SAN FRANCISCO (CN) – San Francisco police illegally arrested four black men who were filming a rap video, the men claim in Federal Court.
Brian MacArthur, Dante Andry, Joseph McGowan and Arthur Stern Jr. claim police racially targeted their group of nearly 20 black men working on the video in the Bayview neighborhood. Seven individual officers are named as defendants, along with the city and county and the police department.
MacArthur was filming a video for Stern, a rap artist known as Yung Lott during the May 16, 2013 fracas.
“Without probable cause or a search warrant, SFPD officers subjected each and every member of the group to an unreasonable search, seizure, arrest, conspiracy to arrest and humiliation at gunpoint,” the plaintiffs claim.
Police said the incident was prompted by an armed man walking into the crowd where the video was being made.

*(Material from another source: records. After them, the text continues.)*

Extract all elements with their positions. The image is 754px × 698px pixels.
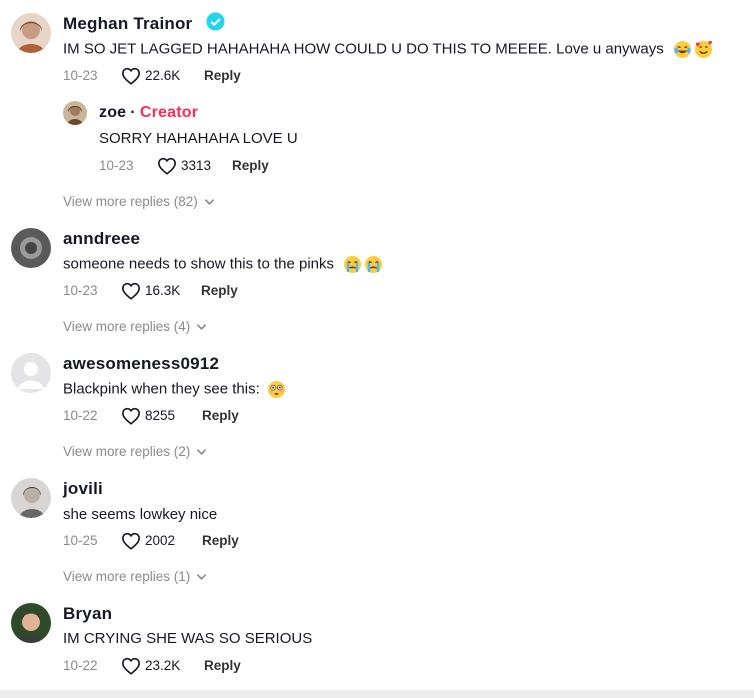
like-count: 8255: [145, 408, 176, 423]
heart-icon[interactable]: [121, 67, 141, 85]
view-more-replies[interactable]: View more replies (1): [63, 569, 207, 584]
reply-date: 10-23: [99, 158, 134, 173]
comment-username[interactable]: Bryan: [63, 604, 112, 624]
crying-emoji-icon: [365, 255, 383, 274]
reply-text: SORRY HAHAHAHA LOVE U: [99, 130, 298, 147]
heart-icon[interactable]: [157, 157, 177, 175]
comment-date: 10-25: [63, 533, 98, 548]
comment-text: IM CRYING SHE WAS SO SERIOUS: [63, 630, 313, 647]
separator-dot: ·: [130, 104, 136, 121]
laughing-emoji-icon: [673, 40, 691, 59]
verified-badge-icon: [206, 12, 225, 31]
chevron-down-icon: [196, 448, 207, 456]
comment-username[interactable]: anndreee: [63, 229, 140, 249]
like-count: 2002: [145, 533, 176, 548]
comment-text: Blackpink when they see this:: [63, 380, 286, 399]
reply-button[interactable]: Reply: [202, 533, 239, 548]
avatar[interactable]: [11, 13, 51, 53]
like-count: 3313: [181, 158, 212, 173]
reply-username-line: zoe · Creator: [99, 104, 198, 122]
comment-date: 10-22: [63, 408, 98, 423]
heart-icon[interactable]: [121, 657, 141, 675]
chevron-down-icon: [196, 323, 207, 331]
comment-text-body: Blackpink when they see this:: [63, 380, 260, 398]
like-count: 23.2K: [145, 658, 181, 673]
comment-username[interactable]: jovili: [63, 479, 103, 499]
smiling-hearts-emoji-icon: [694, 40, 712, 59]
heart-icon[interactable]: [121, 532, 141, 550]
comment-text-body: IM SO JET LAGGED HAHAHAHA HOW COULD U DO…: [63, 40, 664, 58]
like-count: 16.3K: [145, 283, 181, 298]
comment-text-body: someone needs to show this to the pinks: [63, 255, 334, 273]
view-more-replies-label: View more replies (2): [63, 444, 191, 459]
avatar[interactable]: [11, 228, 51, 268]
comment-date: 10-23: [63, 283, 98, 298]
comment-text: she seems lowkey nice: [63, 506, 218, 523]
view-more-replies[interactable]: View more replies (82): [63, 194, 215, 209]
reply-button[interactable]: Reply: [201, 283, 238, 298]
view-more-replies[interactable]: View more replies (2): [63, 444, 207, 459]
view-more-replies-label: View more replies (4): [63, 319, 191, 334]
comment-text: IM SO JET LAGGED HAHAHAHA HOW COULD U DO…: [63, 40, 713, 59]
view-more-replies-label: View more replies (82): [63, 194, 198, 209]
flushed-emoji-icon: [267, 380, 286, 399]
reply-button[interactable]: Reply: [202, 408, 239, 423]
reply-button[interactable]: Reply: [204, 68, 241, 83]
comment-username[interactable]: awesomeness0912: [63, 354, 219, 374]
chevron-down-icon: [196, 573, 207, 581]
comment-username[interactable]: Meghan Trainor: [63, 14, 192, 34]
reply-button[interactable]: Reply: [232, 158, 269, 173]
avatar[interactable]: [11, 478, 51, 518]
heart-icon[interactable]: [121, 407, 141, 425]
view-more-replies[interactable]: View more replies (4): [63, 319, 207, 334]
view-more-replies-label: View more replies (1): [63, 569, 191, 584]
avatar[interactable]: [11, 603, 51, 643]
avatar[interactable]: [11, 353, 51, 393]
like-count: 22.6K: [145, 68, 181, 83]
heart-icon[interactable]: [121, 282, 141, 300]
comment-date: 10-23: [63, 68, 98, 83]
comment-date: 10-22: [63, 658, 98, 673]
chevron-down-icon: [204, 198, 215, 206]
reply-button[interactable]: Reply: [204, 658, 241, 673]
bottom-divider: [0, 690, 754, 698]
comment-text: someone needs to show this to the pinks: [63, 255, 383, 274]
crying-emoji-icon: [344, 255, 362, 274]
creator-badge: Creator: [139, 104, 199, 121]
avatar[interactable]: [63, 101, 87, 125]
reply-username[interactable]: zoe: [99, 104, 126, 121]
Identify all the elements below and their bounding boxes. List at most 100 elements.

Officers ordered the man out of the crowd and arrested him for carrying a concealed and loaded firearm, police said in a statement after the incident.
“As officers responded to the scene, the group of men were all detained for officer safety reasons,” police said in the statement.
But plaintiffs claim the officers could have kept the man from entering the group, but let him do so to justify a search. They claim police confiscated the possessions of all the men at the video shoot.
The officers did not identify themselves as police, but “simply pointed guns and yelled commands to the African American males, as is the custom and policy within the SFPD,” the complaint states.
That “created a scenario where if these young African American men had moved out of innocent fear, the SFPD officers would have gunned down the entire group,” the complaint adds.
The plaintiffs say they were detained for about two hours, though an SFPD Certificate of Release forms say they were released after a one-minute detention.
One other man was arrested for drug possession for sale, police said.
The plaintiffs seek punitive damages for civil rights violations, conspiracy, negligence, assault and malicious prosecution. They are represented by Joel Siegal, who could not be reached after business hours Friday.
The SFPD declined to comment on pending litigation.